だってそれは、深優ちゃんを幸せにするためなんだから――。
視界が開けた。
そこは駅前交差点。
雨で車の音も聞こえなかった。
ライトに照らされる。やばい。
飛び退こうと思ったけど。濡れたアスファルトで前脚が滑った。
やばい。迫る車がスローモーションで近づいてくる。
二度目の死は怖くない。
だけど、スマホを壊してしまうかもしれないのと、深優ちゃんを燐香ちゃんの下に送り届けることができなかったのが、無念で仕方なかった。
衝撃の瞬間を想像し、私は固く目をつむる。
感触が。
抱きかかえられた。
その温かみを、私は知ってる。
一瞬も速度を落とさずに猫と、落ちたスマホを拾い上げた彼女は――私のご主人様は、全身を雨に濡れながらも、私を安心させようとしてか微笑んで、こう言った。

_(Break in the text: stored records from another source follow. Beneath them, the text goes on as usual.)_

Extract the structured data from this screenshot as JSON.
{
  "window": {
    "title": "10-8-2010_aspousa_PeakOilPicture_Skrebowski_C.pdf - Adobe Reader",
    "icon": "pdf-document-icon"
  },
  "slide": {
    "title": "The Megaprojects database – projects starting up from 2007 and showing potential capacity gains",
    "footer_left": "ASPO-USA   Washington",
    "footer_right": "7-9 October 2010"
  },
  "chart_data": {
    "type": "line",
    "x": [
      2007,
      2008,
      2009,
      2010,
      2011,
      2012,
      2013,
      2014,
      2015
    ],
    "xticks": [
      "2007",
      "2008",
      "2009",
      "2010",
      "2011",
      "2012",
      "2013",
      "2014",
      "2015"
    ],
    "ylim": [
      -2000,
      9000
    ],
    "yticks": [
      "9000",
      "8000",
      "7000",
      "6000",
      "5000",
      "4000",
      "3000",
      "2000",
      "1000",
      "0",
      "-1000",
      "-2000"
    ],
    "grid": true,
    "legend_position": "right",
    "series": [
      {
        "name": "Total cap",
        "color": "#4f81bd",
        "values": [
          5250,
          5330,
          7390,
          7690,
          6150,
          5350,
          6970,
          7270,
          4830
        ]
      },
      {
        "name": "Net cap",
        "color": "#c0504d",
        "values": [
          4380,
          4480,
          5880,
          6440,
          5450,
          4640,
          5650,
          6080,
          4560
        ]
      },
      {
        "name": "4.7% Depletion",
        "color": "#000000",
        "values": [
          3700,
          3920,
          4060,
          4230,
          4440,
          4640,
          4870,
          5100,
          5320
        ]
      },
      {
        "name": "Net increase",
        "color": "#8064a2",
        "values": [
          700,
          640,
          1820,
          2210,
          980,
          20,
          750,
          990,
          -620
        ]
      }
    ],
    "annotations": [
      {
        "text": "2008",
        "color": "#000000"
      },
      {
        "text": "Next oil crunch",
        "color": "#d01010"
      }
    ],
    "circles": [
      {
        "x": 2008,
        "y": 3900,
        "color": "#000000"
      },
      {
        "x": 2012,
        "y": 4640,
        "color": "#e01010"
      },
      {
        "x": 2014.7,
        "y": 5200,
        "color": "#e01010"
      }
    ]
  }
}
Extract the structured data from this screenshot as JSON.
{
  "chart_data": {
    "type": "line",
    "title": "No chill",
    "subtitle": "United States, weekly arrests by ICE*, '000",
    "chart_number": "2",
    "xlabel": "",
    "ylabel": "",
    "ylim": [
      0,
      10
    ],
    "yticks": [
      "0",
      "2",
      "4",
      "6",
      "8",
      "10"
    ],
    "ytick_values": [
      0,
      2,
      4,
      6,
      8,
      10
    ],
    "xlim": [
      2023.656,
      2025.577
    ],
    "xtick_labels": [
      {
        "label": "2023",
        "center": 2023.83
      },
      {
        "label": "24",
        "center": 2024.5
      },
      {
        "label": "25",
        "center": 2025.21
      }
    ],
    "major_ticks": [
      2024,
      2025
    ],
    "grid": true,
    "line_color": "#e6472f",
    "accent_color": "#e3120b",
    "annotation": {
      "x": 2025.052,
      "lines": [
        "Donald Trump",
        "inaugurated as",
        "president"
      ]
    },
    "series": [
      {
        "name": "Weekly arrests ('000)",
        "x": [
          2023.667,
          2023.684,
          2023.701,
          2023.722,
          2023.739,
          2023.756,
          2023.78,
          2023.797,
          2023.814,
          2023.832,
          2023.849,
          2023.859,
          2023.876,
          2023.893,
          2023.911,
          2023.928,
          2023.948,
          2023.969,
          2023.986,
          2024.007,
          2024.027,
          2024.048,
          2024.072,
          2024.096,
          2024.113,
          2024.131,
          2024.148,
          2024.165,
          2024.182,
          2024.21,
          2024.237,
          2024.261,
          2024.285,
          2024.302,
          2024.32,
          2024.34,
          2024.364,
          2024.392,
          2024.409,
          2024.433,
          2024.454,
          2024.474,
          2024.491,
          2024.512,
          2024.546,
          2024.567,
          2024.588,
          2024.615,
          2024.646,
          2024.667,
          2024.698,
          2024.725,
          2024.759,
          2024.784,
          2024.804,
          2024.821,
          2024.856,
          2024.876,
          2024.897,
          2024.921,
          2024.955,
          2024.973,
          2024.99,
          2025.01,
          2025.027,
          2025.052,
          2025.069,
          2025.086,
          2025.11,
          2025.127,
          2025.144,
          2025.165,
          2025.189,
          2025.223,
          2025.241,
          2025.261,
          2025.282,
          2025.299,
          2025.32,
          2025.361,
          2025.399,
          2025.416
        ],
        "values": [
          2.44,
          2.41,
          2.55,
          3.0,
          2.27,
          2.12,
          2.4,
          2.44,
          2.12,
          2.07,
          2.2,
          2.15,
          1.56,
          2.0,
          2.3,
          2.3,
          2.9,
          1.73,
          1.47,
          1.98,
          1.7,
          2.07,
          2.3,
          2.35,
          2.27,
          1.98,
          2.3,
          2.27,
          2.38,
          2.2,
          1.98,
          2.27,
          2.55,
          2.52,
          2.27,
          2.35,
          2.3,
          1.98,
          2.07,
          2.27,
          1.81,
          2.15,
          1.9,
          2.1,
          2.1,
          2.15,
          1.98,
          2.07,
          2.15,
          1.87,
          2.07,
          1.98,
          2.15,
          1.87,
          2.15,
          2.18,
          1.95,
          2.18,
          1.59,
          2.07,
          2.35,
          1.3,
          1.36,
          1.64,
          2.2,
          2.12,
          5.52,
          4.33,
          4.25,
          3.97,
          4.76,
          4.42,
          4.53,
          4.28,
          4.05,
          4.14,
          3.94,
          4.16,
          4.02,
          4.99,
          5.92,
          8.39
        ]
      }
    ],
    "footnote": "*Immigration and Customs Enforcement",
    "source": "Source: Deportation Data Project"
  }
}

「一生懸命、走り込んできてよかった。タマちゃんを、助けられて」
駅は、すぐそこだった。
声だけが、聞こえる。
「深優。どうしてここに」
もう目を開ける力も残っていなかった。
「わかんない。でも、きっと、タマちゃんが連れてきてくれたんだよ」
深優ちゃんもずぶ濡れなのに。
「なんだよ、それ。来なくていいって、言ったのに。……いや、ごめん、勝手なこと言って」
温かい。
「ううん、わたしのほうこそ、ごめんなさい……でも、会いたかったんだ。わたし、ちゃんと会って、お別れを言いたかったよ」
すごく、温かい。
「……はあ、やっぱ、ダメだ。深優を見ると、泣いちゃうよ。ずっと深優の前で、泣かないようにしてたのに」
意識が。
「うん」
落ちてゆく。
「本当は、離れ離れなんてヤだ。ずっと深優のそばにいたいよ。バドだってがんばるし、いつまでも一緒がいい。だけど、それじゃダメなんだ。そんなんじゃ、ウチはウチが嫌いになっちゃうから。ウチ、がんばるから」
深優ちゃんは。
「うん」
最後の力を振り絞って。
「帰ってきたら、そのときは」
目を開く。
「うん」
彼女は。
「結婚しよう。愛してるよ、深優」
泣きながら、微笑んでいた。
「わたしも、愛してる」
私が見たのは、
世界で一番きれいな笑顔だった。